The past nine days have seen one political rollercoaster after another. From FBI director James Comey’s firing, to the revelation that Trump revealed classified information received from Israel to the Russians, and now James Comey’s memo saying that President Trump pressured him to stop the FBI investigation against former NSA chief Michael Flynn. Wednesday saw encouraging news that Comey’s predecessor, Robert Mueller was named as special counsel/prosecutor to oversee the FBI investigation into the Trump campaign’s ties to Russia but no matter how this turns out, things are going to get ugly. As dramatic and stress-inducing this very young presidency has been, this is only the beginning–whether something substantial comes of these investigations or not.

Things aren’t much better outside of the White House either. Education Secretary Betty DeVos announced a possible raise of interest rates on student loans by 20% and a proposal to end the public service loan forgiveness program. In Oklahoma late Wednesday night, white police officer Betty Shelby was acquitted of first-degree manslaughter of unarmed black man Terrence Crutcher. On all fronts it seems like the United States is crumbling, from the inside out. From the health care debate, to climate change, to the changing world economy, our government is seemingly doing the absolute wrong thing.

Unfortunately, removing or fixing one thing will not cure what ultimately ails us. Removing Attorney General Jeff Sessions will not stop police officers killing unarmed black and brown civilians with impunity nor will it correct the racial disparity in the criminal justice system. Removing Betty DeVos as Secretary of Education will not resolve the massive problem with student loan debt in this country. Removing Donald Trump from the presidency of the United States will not undo the damage he’s done, either in re-energizing white supremacy and xenophobia, which we thought were behind us nor in repairing the economic and societal divisions in this country that allowed him to rise to power in the first place.


One might ask why? In our 241-year history, our structures are fundamentally unchanged. Despite experiencing a civil war early in our history, a Great Depression, fighting in two world wars, incorporating protections for civil rights and equality, and balancing a cold war for 40 years, the United States as it has existed since 1776 remains in tact. Precisely, and that is precisely the problem.

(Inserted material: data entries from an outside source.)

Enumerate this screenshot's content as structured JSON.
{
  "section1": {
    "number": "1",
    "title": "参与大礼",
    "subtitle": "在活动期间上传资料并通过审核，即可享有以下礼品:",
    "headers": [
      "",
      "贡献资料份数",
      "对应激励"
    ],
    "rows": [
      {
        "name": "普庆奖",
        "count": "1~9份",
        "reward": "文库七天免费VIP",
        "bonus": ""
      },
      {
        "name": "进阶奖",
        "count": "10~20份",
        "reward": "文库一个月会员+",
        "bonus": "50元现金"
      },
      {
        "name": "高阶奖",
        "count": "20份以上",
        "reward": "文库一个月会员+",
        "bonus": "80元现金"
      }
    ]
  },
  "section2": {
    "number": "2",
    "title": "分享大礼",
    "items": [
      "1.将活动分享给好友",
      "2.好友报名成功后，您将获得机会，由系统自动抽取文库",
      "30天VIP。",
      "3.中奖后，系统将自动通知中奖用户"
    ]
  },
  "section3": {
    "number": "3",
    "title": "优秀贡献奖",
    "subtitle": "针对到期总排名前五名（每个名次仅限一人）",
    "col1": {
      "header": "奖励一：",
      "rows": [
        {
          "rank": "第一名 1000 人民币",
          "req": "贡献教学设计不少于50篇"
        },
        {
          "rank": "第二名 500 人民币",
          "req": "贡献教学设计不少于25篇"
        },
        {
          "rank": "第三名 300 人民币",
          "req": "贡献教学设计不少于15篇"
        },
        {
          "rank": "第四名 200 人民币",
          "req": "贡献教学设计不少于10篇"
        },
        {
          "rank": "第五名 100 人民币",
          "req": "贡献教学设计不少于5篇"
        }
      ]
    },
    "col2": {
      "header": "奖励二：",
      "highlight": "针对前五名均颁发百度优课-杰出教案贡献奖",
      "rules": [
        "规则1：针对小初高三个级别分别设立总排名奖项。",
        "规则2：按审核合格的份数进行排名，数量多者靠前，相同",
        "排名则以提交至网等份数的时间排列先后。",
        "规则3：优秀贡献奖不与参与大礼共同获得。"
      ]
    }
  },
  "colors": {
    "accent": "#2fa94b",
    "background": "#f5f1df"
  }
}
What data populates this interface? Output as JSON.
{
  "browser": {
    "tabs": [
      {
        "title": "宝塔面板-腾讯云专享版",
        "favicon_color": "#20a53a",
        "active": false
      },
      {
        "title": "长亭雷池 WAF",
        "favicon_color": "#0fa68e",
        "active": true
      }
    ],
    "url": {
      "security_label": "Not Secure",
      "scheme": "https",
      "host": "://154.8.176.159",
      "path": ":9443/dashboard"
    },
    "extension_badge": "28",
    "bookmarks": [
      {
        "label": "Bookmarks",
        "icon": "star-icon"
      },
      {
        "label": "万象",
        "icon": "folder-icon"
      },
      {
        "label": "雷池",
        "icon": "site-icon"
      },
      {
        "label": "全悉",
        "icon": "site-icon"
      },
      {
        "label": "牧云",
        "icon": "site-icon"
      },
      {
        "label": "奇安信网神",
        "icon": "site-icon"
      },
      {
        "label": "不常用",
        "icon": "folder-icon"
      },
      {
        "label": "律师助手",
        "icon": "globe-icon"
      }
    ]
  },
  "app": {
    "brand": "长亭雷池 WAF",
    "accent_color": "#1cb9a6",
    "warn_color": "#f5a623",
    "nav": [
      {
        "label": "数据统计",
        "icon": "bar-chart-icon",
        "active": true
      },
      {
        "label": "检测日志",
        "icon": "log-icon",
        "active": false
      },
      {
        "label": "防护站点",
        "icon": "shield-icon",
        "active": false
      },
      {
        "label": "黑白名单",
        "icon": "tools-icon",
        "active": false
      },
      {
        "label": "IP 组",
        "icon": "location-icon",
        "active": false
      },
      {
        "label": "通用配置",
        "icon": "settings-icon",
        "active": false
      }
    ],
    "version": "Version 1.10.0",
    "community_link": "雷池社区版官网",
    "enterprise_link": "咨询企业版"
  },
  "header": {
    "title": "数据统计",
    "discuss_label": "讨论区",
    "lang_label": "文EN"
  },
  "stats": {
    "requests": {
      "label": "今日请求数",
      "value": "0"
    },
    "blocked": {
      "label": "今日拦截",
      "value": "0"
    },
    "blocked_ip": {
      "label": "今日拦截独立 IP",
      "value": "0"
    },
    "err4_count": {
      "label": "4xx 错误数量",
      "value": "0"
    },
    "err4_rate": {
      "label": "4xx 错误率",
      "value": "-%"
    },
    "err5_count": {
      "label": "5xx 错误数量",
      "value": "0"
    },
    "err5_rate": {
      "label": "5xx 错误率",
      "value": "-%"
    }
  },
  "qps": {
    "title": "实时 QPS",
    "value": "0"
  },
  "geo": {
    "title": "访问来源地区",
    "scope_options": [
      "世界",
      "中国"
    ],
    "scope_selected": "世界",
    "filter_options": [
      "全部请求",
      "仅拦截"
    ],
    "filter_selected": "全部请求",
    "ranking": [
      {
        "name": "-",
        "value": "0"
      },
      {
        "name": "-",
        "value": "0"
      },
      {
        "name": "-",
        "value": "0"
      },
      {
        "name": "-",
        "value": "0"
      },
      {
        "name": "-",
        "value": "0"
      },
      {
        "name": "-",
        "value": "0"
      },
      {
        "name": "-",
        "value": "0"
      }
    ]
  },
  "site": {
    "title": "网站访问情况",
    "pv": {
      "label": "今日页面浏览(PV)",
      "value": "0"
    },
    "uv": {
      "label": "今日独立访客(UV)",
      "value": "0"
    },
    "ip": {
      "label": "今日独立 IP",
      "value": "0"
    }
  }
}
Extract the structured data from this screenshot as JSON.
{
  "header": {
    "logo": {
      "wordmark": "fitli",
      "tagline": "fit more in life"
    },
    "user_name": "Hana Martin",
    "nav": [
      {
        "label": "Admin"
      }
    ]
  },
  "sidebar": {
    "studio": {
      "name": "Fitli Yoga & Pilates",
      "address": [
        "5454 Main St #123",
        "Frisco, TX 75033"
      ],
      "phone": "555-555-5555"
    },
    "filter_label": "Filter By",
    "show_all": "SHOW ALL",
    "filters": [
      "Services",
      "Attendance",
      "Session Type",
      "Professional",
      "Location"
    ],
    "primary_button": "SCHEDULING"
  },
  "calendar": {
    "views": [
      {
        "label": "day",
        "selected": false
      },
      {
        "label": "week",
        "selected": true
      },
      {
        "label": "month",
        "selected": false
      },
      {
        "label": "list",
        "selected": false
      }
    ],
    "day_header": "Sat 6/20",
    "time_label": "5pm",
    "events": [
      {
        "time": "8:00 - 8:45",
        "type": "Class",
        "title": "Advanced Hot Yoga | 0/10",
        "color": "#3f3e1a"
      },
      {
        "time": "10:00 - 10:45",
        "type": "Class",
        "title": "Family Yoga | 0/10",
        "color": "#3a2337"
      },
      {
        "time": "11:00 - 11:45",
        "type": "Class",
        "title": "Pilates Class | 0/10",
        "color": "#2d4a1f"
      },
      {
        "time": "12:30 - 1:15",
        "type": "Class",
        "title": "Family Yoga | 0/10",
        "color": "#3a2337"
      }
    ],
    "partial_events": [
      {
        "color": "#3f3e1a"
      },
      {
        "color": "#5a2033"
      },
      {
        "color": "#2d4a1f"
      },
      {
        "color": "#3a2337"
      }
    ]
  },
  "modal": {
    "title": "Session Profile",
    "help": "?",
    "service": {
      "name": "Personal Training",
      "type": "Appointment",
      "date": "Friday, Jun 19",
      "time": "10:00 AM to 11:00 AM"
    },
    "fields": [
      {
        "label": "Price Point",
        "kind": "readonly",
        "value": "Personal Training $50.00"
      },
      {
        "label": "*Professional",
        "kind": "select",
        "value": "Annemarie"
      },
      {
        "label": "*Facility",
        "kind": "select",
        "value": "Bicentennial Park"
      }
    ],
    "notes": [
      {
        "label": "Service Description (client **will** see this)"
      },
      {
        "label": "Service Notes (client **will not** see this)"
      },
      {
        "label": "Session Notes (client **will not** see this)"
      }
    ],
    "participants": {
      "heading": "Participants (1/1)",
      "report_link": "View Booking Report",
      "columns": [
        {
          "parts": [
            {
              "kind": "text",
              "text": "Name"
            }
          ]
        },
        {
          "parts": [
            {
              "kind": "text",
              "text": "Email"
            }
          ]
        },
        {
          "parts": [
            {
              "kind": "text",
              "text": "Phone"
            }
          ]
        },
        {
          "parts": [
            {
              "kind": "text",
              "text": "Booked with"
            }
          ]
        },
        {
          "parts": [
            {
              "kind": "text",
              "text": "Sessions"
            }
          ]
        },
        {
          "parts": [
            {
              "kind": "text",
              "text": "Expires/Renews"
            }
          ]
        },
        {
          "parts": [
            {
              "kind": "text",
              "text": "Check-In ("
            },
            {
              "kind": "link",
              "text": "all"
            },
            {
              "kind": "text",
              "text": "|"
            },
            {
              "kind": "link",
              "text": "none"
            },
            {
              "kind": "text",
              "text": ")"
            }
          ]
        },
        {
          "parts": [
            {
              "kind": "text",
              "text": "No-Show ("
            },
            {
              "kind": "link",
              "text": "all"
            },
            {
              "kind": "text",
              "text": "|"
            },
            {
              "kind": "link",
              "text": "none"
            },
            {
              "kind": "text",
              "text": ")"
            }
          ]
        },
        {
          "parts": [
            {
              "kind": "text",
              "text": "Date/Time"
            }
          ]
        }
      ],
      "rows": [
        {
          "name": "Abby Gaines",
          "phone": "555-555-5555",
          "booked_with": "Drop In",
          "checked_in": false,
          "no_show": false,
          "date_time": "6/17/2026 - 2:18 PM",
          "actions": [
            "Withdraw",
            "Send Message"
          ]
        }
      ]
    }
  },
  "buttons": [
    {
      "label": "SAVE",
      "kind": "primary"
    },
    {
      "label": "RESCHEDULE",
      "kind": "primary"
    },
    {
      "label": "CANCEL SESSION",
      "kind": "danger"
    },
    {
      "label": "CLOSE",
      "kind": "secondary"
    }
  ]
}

Declaration_independenceOur structures have remained in tact, and unchanged. Our politicians claim that a testament to our exceptionalist strength and morality. It also feeds a refusal to change even when the times necessitate it. And it is that inflexibility, the resistance to transformation, that is causing our problems now. No country is perfect or has a perfect history. But the United States has been a world power for much of its history. Like much of the West, it has come at the expense of others. However unlike western nations like France, Spain or even Russia it has not had a moment of transformation. We have not had a Revolution of 1789 or a Civil War of 1936 or a Revolution of 1917. We have not had a moment of truth where we can no longer ignore the reality about being American that is staring us right in the face. The truth that this is a nation founded on white supremacy and economic inequality, and it has not changed. Social mobility is not as present as we are socialized to believe. If we are born in poverty, chances are we will die in poverty. Chances of success for African-Americans, Latinos, Asians and Native Americans are hindered by racial and cultural biases that restrict us to peripheral roles in American life.

The more we deny this the more it becomes obvious to all, both inside and outside the United States. And ultimately the more disastrous the collapse will be. But with death comes transformation and the ability to become greater than what was before. If we allow it.